Northrop Grumman, which has operations in all 50 states, reported revenues in 2005 at $30.7 billion and is expecting revenues of $31 billion in 2006, making it the third-largest defense contractor in the United States. The company has currently signed a $1.94 billion contract for the refueling and overhaul of the aircraft carrier USS Carl Vinson and a $3.2 billion multiyear contract with Boeing to continue as subcontractor to the F-18 Super Hornet, according to Gustav Gulmert, manager of corporate and international communications. Northrop Grumman will also be the prime contractor for the U.S. Air Force's next generation air refueling tanker.

Rockwell Collins, a worldwide leader in communication and aviation electronics for commercial and government customers, has been selected to provide training modifications and support for the Air Force's B-1B Training System. The six-year contract is worth $95 million. The U.S. Navy has also awarded Rockwell Collins the contract for its MH-60 Weapons Load Trainer (WLT) program. The program, valued at $26 million, calls for Rockwell Collins to modify an existing H-60F trainer and build four new H-60 WLTs.

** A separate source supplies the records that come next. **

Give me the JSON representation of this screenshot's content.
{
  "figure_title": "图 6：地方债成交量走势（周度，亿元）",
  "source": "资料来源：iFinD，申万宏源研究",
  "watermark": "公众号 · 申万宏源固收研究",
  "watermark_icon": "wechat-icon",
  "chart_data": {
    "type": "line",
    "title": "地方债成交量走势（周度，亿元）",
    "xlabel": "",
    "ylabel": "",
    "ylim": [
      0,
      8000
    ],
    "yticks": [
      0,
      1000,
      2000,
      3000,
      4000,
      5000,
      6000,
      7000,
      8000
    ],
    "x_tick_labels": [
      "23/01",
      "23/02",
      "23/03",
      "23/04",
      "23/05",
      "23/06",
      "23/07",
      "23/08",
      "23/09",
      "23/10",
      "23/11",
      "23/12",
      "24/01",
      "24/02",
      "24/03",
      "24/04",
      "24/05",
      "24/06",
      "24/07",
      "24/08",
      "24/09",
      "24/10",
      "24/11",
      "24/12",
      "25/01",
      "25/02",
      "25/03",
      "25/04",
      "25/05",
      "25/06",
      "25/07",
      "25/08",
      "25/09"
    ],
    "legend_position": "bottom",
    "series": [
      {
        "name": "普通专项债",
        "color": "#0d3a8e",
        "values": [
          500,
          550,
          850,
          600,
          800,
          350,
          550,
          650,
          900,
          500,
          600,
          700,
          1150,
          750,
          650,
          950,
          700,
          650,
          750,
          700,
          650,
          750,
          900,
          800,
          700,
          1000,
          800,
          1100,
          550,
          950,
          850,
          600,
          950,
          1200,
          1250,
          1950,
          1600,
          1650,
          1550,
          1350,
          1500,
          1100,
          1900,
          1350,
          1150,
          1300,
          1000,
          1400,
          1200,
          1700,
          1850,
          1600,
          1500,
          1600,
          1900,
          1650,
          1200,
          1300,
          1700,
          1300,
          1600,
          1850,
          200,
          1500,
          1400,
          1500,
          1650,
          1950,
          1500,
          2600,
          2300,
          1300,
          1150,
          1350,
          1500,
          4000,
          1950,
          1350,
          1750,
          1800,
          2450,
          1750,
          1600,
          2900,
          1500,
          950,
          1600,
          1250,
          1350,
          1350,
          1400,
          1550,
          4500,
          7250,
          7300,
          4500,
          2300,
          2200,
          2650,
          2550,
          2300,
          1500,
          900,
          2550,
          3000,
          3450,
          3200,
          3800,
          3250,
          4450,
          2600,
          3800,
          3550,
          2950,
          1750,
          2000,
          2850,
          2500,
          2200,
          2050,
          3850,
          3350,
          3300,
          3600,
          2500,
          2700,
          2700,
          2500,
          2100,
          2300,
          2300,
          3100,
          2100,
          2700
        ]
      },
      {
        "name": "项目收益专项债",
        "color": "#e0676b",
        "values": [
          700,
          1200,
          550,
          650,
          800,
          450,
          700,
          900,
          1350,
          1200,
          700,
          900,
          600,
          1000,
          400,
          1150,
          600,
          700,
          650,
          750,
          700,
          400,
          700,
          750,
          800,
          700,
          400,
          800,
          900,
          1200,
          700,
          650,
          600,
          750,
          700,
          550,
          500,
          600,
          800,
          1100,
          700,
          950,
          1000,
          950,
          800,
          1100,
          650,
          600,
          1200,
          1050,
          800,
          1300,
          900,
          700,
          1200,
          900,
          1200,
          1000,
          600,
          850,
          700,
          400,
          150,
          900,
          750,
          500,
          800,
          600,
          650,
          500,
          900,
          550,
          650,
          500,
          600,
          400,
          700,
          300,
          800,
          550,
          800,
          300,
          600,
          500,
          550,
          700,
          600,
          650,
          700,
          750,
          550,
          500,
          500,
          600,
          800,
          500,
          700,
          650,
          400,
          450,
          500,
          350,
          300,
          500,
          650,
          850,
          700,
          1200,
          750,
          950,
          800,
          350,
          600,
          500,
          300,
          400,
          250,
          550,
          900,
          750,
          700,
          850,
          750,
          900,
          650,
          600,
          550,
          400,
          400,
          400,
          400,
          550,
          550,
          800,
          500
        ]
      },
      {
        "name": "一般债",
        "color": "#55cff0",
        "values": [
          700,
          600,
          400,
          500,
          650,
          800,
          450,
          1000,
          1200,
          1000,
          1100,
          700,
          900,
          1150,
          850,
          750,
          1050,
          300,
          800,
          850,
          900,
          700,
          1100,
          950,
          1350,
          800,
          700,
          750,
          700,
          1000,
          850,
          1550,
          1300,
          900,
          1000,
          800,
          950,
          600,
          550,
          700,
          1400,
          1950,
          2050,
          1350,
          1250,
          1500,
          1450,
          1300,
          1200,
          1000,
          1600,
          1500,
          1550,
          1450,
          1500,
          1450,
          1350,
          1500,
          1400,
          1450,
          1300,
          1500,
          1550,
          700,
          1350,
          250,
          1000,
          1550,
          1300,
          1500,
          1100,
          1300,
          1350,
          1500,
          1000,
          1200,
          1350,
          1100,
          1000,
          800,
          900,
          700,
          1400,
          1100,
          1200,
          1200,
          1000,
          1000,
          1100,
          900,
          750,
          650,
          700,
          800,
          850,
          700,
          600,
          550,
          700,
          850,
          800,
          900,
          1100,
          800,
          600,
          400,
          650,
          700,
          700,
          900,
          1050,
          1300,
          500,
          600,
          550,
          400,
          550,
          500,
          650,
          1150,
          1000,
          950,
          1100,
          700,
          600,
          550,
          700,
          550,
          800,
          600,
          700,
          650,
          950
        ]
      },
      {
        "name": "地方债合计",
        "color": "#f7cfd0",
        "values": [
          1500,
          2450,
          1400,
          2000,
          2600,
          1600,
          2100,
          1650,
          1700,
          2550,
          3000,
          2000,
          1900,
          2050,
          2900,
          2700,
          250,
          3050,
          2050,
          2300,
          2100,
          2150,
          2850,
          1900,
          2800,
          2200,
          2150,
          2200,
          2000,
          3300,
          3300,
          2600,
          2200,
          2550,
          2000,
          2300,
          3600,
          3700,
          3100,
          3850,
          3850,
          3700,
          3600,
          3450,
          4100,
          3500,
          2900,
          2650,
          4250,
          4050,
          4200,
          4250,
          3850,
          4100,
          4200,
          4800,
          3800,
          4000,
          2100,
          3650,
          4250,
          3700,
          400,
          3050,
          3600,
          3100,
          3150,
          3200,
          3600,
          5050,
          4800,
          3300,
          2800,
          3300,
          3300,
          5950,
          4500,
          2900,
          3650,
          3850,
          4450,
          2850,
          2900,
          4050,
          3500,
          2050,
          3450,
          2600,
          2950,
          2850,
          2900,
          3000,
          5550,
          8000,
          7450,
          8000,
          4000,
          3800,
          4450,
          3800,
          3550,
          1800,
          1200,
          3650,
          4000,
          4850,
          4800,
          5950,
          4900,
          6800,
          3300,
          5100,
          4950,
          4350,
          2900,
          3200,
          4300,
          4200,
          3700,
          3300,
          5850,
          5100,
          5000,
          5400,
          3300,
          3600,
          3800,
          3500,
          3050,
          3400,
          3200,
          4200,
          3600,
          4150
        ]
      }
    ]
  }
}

Space is also playing a significant role in economic growth for the aerospace sector, according to Douglass. "We believe that there is plenty of money in the economy to meet the needs of NASA's space exploration program and support a robust aeronautics program as well," he says. Northrop Grumman has partnered with Boeing to compete against Lockheed Martin for NASA's new Crew Exploration Vehicle (CEV) contract. The program encompasses development of the CEV, two new launch vehicles, and other hardware that NASA will utilize to return to the moon by 2020. "This [program] will continue NASA's vision to get us back to the moon and potentially, in time, to Mars," says Gulmert.